Por Redação AgroLei

O Ministério Público do Trabalho (MPT) protocolou, nos últimos dias, uma Ação Civil Pública (ACP) na Justiça do Trabalho do Distrito Federal que promete acirrar os debates no direito agrário e regulatório brasileiro. O alvo da ação é o glifosato — o herbicida mais utilizado nas lavouras do país —, e os réus são a União e a Agência Nacional de Vigilância Sanitária (Anvisa). O pedido central do parquet trabalhista é drástico: o cancelamento de todos os registros vigentes e a proibição absoluta da produção, comercialização, importação, exportação e uso do princípio ativo em território nacional.

Fundamentação Jurídica e Direitos Constitucionais

A petição inicial do MPT, estruturada em mais de 160 páginas, tem como alicerce preceitos fundamentais da Constituição Federal de 1988 e normas internacionais de observância obrigatória pelo Brasil.
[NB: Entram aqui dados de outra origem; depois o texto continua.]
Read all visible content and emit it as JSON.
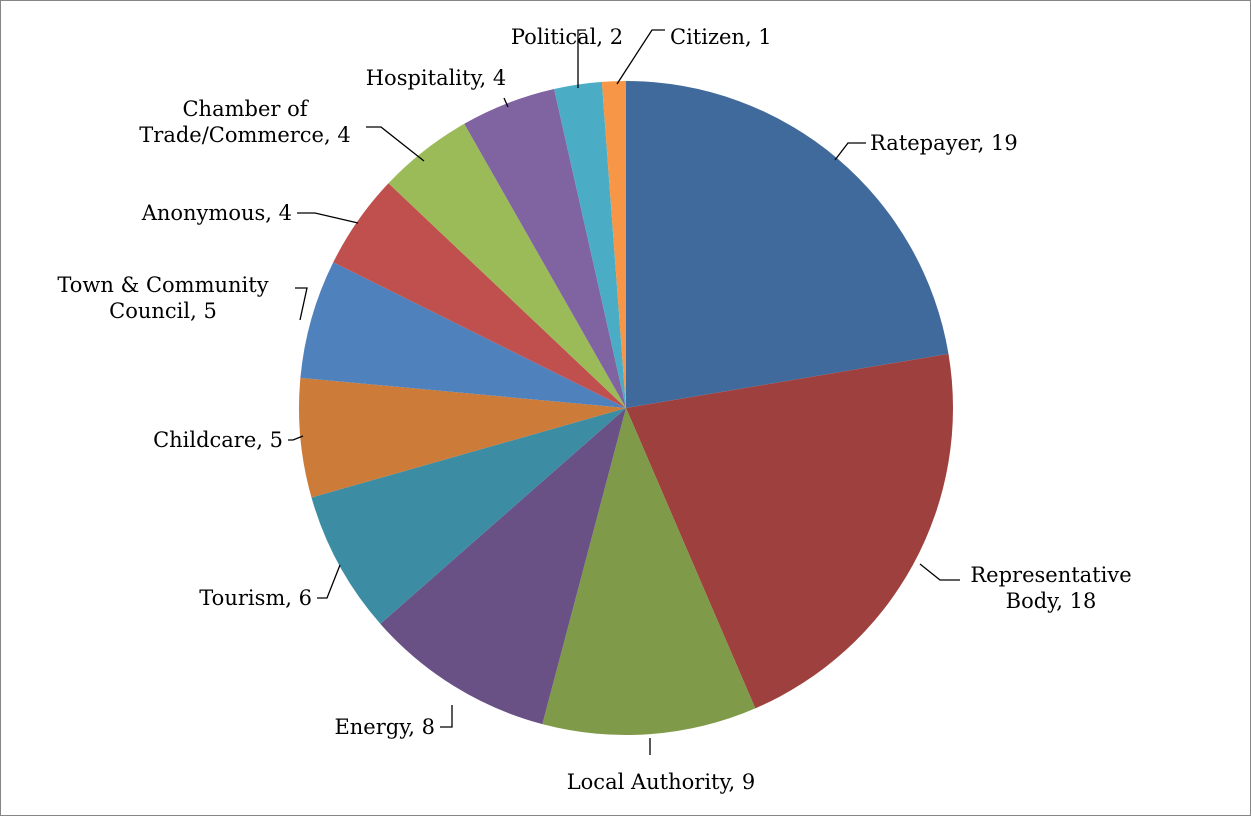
{
  "chart_data": {
    "type": "pie",
    "title": "",
    "start_angle_deg": 0,
    "direction": "clockwise",
    "legend": "none",
    "slices": [
      {
        "label": "Ratepayer",
        "value": 19,
        "color": "#416A9C"
      },
      {
        "label": "Representative Body",
        "value": 18,
        "color": "#9E413E"
      },
      {
        "label": "Local Authority",
        "value": 9,
        "color": "#7F9A48"
      },
      {
        "label": "Energy",
        "value": 8,
        "color": "#695185"
      },
      {
        "label": "Tourism",
        "value": 6,
        "color": "#3C8DA3"
      },
      {
        "label": "Childcare",
        "value": 5,
        "color": "#CC7B38"
      },
      {
        "label": "Town & Community Council",
        "value": 5,
        "color": "#4F81BD"
      },
      {
        "label": "Anonymous",
        "value": 4,
        "color": "#C0504D"
      },
      {
        "label": "Chamber of Trade/Commerce",
        "value": 4,
        "color": "#9BBB59"
      },
      {
        "label": "Hospitality",
        "value": 4,
        "color": "#8064A2"
      },
      {
        "label": "Political",
        "value": 2,
        "color": "#4BACC6"
      },
      {
        "label": "Citizen",
        "value": 1,
        "color": "#F79646"
      }
    ],
    "data_labels": [
      {
        "lines": [
          "Ratepayer, 19"
        ]
      },
      {
        "lines": [
          "Representative",
          "Body, 18"
        ]
      },
      {
        "lines": [
          "Local Authority, 9"
        ]
      },
      {
        "lines": [
          "Energy, 8"
        ]
      },
      {
        "lines": [
          "Tourism, 6"
        ]
      },
      {
        "lines": [
          "Childcare, 5"
        ]
      },
      {
        "lines": [
          "Town & Community",
          "Council, 5"
        ]
      },
      {
        "lines": [
          "Anonymous, 4"
        ]
      },
      {
        "lines": [
          "Chamber of",
          "Trade/Commerce, 4"
        ]
      },
      {
        "lines": [
          "Hospitality, 4"
        ]
      },
      {
        "lines": [
          "Political, 2"
        ]
      },
      {
        "lines": [
          "Citizen, 1"
        ]
      }
    ]
  }
}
O argumento central apoia-se na proteção do meio ambiente do trabalho, na salvaguarda da saúde e no direito à vida dos trabalhadores rurais, além de estender a preocupação para as comunidades adjacentes às áreas de pulverização e para as futuras gerações.
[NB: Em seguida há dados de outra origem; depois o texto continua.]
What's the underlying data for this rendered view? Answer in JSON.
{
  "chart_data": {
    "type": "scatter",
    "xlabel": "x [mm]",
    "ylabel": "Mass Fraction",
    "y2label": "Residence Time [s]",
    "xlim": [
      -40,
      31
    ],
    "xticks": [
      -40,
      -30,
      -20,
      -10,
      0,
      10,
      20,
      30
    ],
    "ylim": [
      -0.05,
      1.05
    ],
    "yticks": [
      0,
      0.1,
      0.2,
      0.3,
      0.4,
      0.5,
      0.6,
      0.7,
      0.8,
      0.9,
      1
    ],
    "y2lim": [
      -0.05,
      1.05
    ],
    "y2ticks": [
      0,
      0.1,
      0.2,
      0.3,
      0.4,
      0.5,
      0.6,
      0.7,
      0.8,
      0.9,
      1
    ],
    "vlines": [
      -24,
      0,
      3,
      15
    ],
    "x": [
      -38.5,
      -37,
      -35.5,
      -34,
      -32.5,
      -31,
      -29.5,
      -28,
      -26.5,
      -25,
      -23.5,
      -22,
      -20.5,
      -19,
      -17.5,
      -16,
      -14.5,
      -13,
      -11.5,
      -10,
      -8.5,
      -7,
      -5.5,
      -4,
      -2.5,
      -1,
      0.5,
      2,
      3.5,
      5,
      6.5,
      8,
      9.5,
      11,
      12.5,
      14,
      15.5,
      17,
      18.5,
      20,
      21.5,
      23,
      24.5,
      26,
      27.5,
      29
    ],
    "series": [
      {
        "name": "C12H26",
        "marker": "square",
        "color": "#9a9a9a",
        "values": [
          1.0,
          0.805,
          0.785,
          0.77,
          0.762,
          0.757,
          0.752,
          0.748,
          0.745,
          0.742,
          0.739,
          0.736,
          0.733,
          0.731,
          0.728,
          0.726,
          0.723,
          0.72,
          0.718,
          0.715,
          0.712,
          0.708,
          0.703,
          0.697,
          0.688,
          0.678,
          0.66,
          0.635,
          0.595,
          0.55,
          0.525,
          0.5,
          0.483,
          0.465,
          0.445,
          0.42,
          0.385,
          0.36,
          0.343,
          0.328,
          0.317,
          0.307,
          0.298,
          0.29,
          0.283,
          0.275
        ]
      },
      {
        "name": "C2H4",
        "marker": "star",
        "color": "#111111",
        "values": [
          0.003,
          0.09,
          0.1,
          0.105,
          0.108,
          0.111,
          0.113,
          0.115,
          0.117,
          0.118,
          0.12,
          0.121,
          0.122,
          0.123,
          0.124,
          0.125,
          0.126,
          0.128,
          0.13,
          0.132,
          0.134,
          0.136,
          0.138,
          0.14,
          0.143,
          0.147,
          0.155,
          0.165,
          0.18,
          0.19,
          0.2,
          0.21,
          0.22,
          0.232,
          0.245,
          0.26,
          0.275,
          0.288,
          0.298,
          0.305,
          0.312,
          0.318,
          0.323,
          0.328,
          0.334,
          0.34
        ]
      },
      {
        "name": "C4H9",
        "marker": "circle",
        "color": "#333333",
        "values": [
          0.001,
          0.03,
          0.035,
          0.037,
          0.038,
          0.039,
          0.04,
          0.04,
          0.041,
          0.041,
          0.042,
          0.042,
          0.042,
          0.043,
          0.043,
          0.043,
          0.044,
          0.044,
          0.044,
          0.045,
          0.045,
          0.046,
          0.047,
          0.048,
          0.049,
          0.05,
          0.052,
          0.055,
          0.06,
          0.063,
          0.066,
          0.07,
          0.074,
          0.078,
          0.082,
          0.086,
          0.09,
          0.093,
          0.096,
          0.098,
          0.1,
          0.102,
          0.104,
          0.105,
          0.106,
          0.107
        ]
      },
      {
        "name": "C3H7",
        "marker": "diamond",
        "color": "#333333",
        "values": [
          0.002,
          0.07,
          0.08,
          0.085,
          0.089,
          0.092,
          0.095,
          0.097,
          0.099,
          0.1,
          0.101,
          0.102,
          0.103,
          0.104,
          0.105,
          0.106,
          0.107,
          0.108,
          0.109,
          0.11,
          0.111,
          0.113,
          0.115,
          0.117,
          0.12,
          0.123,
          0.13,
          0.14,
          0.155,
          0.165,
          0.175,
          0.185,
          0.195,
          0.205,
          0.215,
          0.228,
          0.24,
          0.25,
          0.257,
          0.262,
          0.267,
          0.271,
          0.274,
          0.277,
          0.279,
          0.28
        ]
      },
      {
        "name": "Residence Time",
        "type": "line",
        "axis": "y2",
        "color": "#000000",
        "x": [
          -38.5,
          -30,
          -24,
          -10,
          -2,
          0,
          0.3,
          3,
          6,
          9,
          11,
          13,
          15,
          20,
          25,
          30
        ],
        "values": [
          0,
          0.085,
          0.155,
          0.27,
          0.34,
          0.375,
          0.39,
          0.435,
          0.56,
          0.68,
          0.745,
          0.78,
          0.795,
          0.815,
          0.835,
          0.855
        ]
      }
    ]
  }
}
O órgão sustenta, com base em normativas recentes como a nova Lei dos Agrotóxicos (Lei nº 14.785/2023), que a intervenção judicial é um remédio cabível e amparado pela jurisprudência do Supremo Tribunal Federal (STF) quando há comprovação de que a exposição deliberada a uma substância nociva compromete o meio ambiente do trabalho. O MPT evoca estudos internacionais e a classificação da Agência Internacional de Pesquisa sobre o Câncer (Iarc), que, desde 2015, categoriza o glifosato como um provável cancerígeno.
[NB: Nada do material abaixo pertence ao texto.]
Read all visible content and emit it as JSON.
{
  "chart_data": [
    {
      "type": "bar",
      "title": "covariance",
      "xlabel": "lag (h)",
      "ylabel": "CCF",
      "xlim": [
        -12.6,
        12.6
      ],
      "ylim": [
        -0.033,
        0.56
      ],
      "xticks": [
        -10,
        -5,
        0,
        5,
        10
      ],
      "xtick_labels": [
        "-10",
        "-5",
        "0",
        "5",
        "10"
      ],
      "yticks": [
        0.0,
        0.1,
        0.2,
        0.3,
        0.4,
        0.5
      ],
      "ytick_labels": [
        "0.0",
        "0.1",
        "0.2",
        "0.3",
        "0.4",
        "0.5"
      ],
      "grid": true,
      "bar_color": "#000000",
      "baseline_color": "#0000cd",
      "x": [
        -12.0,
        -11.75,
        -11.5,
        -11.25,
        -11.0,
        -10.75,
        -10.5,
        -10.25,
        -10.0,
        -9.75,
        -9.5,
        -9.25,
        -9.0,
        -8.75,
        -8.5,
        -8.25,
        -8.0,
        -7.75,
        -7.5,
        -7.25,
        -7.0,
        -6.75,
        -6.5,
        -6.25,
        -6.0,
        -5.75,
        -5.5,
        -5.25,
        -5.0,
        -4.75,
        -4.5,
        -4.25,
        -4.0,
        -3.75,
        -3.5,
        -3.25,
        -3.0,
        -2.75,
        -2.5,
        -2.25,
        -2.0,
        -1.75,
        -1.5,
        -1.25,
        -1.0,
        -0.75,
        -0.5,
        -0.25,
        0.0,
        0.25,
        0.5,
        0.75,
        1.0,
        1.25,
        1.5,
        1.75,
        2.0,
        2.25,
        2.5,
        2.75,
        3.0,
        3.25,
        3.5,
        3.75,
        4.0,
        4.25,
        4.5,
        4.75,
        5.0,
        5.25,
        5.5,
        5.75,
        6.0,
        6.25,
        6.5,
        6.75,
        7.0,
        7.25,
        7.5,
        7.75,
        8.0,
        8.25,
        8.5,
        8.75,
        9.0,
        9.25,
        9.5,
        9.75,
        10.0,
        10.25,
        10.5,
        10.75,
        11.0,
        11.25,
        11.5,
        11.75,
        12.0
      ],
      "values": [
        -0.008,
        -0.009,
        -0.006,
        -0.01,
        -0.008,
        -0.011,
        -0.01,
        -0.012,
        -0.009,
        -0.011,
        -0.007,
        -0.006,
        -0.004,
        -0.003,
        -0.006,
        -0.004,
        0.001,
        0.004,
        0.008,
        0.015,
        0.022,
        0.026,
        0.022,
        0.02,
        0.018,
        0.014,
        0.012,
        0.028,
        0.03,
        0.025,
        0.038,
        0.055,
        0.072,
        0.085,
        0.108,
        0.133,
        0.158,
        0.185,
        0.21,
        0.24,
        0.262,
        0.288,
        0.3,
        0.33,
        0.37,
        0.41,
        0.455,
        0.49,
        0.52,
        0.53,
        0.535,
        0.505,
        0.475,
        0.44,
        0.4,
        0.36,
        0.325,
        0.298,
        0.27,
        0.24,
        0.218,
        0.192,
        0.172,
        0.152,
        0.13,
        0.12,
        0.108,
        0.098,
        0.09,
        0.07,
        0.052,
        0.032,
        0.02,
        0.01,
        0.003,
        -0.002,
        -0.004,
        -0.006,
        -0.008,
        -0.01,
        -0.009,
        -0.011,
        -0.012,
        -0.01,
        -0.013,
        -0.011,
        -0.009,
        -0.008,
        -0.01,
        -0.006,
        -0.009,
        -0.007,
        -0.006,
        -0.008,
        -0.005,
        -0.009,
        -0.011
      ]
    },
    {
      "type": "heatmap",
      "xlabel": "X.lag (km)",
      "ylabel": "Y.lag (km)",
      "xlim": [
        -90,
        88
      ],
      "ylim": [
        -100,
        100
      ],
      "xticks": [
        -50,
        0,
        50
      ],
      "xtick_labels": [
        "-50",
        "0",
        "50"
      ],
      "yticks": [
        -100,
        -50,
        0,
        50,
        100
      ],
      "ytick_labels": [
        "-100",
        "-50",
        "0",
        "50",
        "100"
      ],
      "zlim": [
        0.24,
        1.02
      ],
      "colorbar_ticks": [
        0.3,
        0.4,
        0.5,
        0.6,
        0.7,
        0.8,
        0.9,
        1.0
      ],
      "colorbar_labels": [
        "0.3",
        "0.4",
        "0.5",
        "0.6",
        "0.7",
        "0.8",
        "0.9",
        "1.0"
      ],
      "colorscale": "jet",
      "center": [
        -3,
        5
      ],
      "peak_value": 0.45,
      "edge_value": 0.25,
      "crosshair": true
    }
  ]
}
A Tese do “Duplo Padrão” Regulatório da Anvisa

Do ponto de vista do Direito Administrativo, o ponto mais sensível da ação é a acusação de que a Anvisa opera sob um “duplo padrão”. O MPT alega, na peça vestibular, a existência de uma celeridade institucional injustificável para a liberação e concessão de novos registros de agrotóxicos — que bateram recordes nos últimos anos — em contraposição a uma grave morosidade para o reexame e a eventual proibição de substâncias que já foram banidas ou severamente restritas em outros países.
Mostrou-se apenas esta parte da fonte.